At some point during his career, Luo Tong became aware of the hardships suffered by the common people. He noted that the population was plagued by contagious diseases, onerous taxes, and forced labor. He wrote a lengthy memorial to Sun Quan, the ruler of Eastern Wu, warning him that these problems could lead to instability and unrest if they were not addressed. Luo Tong's memorial demonstrated his concern for the welfare of the people and his understanding of the social and political issues of the time. He urged Sun Quan to implement policies to help the people and relieve their burdens. Sun Quan felt touched after reading Luo Tong's memorial and he paid greater attention to Luo's ideas. Throughout his career, Luo Tong had written many memorials to Sun Quan, giving appropriate advice on policies. Among all the pieces of advice he gave to Sun Quan, the most notable one is his suggestion to stop increasing conscription, because he felt that forcing the people into conscription would lead to social problems and make them feel resentful. Sun Quan argued with him again and again over this issue, but eventually accepted his ideas.

In 221–222 CE, Luo Tong participated in the Battle of Xiaoting between Eastern Wu and its former ally state, Shu Han. He was a subordinate of the Wu general Lu Xun, and the Wu forces emerged victorious in the battle. Luo Tong was promoted to Lieutenant-General (偏將軍) for his contributions. Later, in 222–223 CE, he participated in the Battle of Ruxu against Wu's rival state Cao Wei. The Wei general, Cao Ren had sent his subordinate Chang Diao (常雕) to attack Zhongzhou (中洲). Luo Tong and Yan Gui (嚴圭) led the Wu forces to Zhongzhou to resist the enemy and defeated them. For his success, Luo Tong was promoted to Area Commander of Ruxu (濡須督) and enfeoffed as the Marquis of Xinyang Village (新陽亭侯). He also spoke up for Zhang Wen when Zhang Wen was implicated in a scandal involving Ji Yan, but Sun Quan did not accept his advice.

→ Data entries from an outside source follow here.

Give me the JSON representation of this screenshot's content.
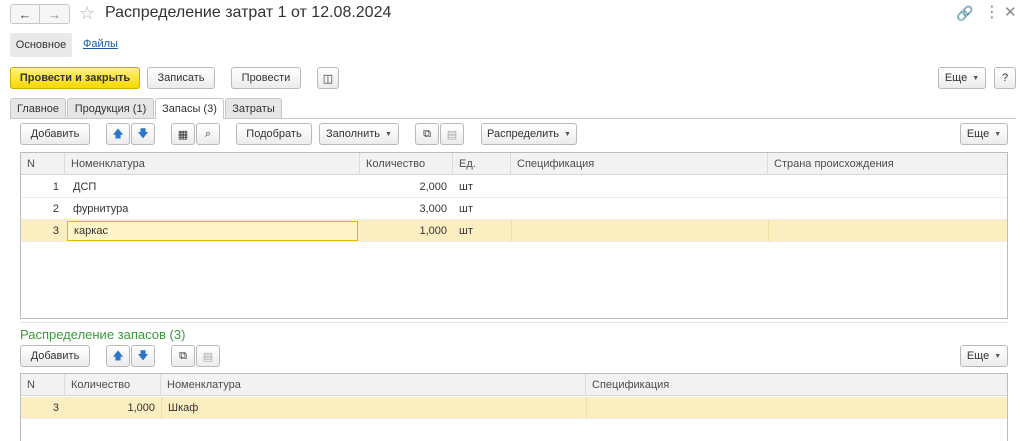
{
  "window": {
    "title": "Распределение затрат 1 от 12.08.2024",
    "icons": [
      "back-arrow-icon",
      "forward-arrow-icon",
      "star-icon",
      "link-icon",
      "more-vertical-icon",
      "close-icon"
    ]
  },
  "sections": {
    "main": "Основное",
    "files": "Файлы"
  },
  "toolbar": {
    "post_close": "Провести и закрыть",
    "save": "Записать",
    "post": "Провести",
    "more": "Еще",
    "help": "?"
  },
  "tabs": [
    "Главное",
    "Продукция (1)",
    "Запасы (3)",
    "Затраты"
  ],
  "stock_toolbar": {
    "add": "Добавить",
    "select": "Подобрать",
    "fill": "Заполнить",
    "distribute": "Распределить",
    "more": "Еще"
  },
  "stock_table": {
    "columns": [
      "N",
      "Номенклатура",
      "Количество",
      "Ед.",
      "Спецификация",
      "Страна происхождения"
    ],
    "rows": [
      {
        "n": "1",
        "item": "ДСП",
        "qty": "2,000",
        "unit": "шт"
      },
      {
        "n": "2",
        "item": "фурнитура",
        "qty": "3,000",
        "unit": "шт"
      },
      {
        "n": "3",
        "item": "каркас",
        "qty": "1,000",
        "unit": "шт"
      }
    ]
  },
  "dist": {
    "title": "Распределение запасов (3)",
    "add": "Добавить",
    "more": "Еще",
    "columns": [
      "N",
      "Количество",
      "Номенклатура",
      "Спецификация"
    ],
    "rows": [
      {
        "n": "3",
        "qty": "1,000",
        "item": "Шкаф"
      }
    ]
  },
  "colors": {
    "accent": "#f6d800",
    "selected_row": "#fbefc2",
    "link": "#1a5aa8",
    "section_title": "#3b9a3b"
  }
}
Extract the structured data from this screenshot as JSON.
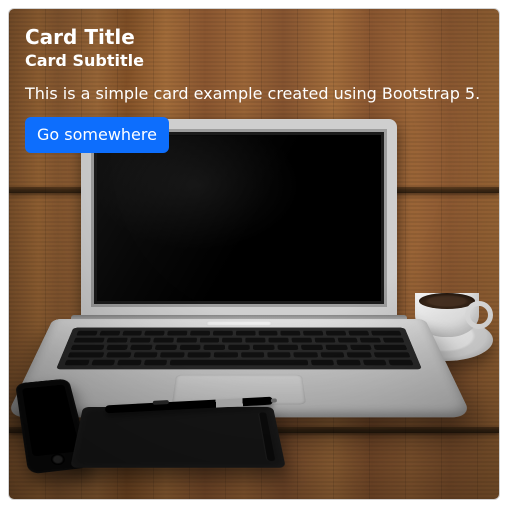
{
  "card": {
    "title": "Card Title",
    "subtitle": "Card Subtitle",
    "text": "This is a simple card example created using Bootstrap 5.",
    "button_label": "Go somewhere"
  }
}
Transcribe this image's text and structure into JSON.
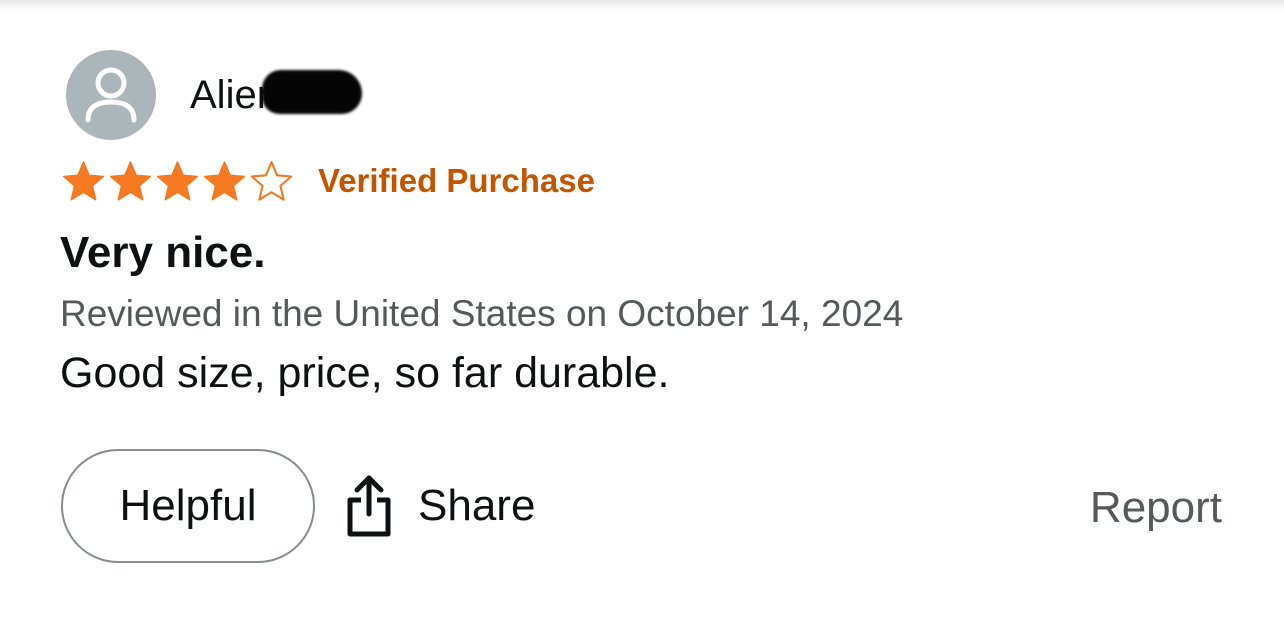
{
  "review": {
    "reviewer": {
      "name": "Alien",
      "name_redacted": true,
      "avatar_icon": "default-user-avatar-icon"
    },
    "rating": {
      "value": 4,
      "max": 5,
      "filled_color": "#f47921",
      "empty_color": "#f47921"
    },
    "verified_label": "Verified Purchase",
    "verified_color": "#c45500",
    "title": "Very nice.",
    "meta": "Reviewed in the United States on October 14, 2024",
    "body": "Good size, price, so far durable."
  },
  "actions": {
    "helpful_label": "Helpful",
    "share_label": "Share",
    "share_icon": "share-icon",
    "report_label": "Report"
  }
}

Luo Tong died in 228 at the age of 36 (by East Asian age reckoning). He had a son, Luo Xiu (骆秀), who was killed in c.August 264 by pirates.

==Luo Jun==
Luo Tong's father was Luo Jun (駱俊), whose courtesy name was Xiaoyuan (孝遠). Luo Jun was known for being skilful in handling both civil and military affairs. He served as a minor officer in his home commandery when he was young and was nominated as a xiaolian (civil service candidate). He was subsequently promoted to a Gentleman of Writing (尚書郎), and was later appointed as the Chancellor of Chen State, with Liu Chong as Prince of Chen. When chaos broke out towards the end of the Eastern Han dynasty, Luo Jun successfully maintained law and order within Chen State and ensured that the people lived well and were safe. Sometime in the 190s, when the warlord Yuan Shu was running short of supplies, he sent a messenger to Chen State to request for grain. Luo Jun saw Yuan Shu as a traitor and despised him, so he refused to send supplies. The angry Yuan Shu then sent assassins to kill Luo Jun. (Note: Luo Jun likely died around the same period as Prince Chong, who died in 197, per Emperor Xian's biography in Houhanshu.)

==Appraisal==
Chen Shou, who wrote Luo Tong's biography in the Records of the Three Kingdoms, appraised Luo Tong as follows: "Luo Tong understood righteousness and provided rational advice. He was able to convince those in power."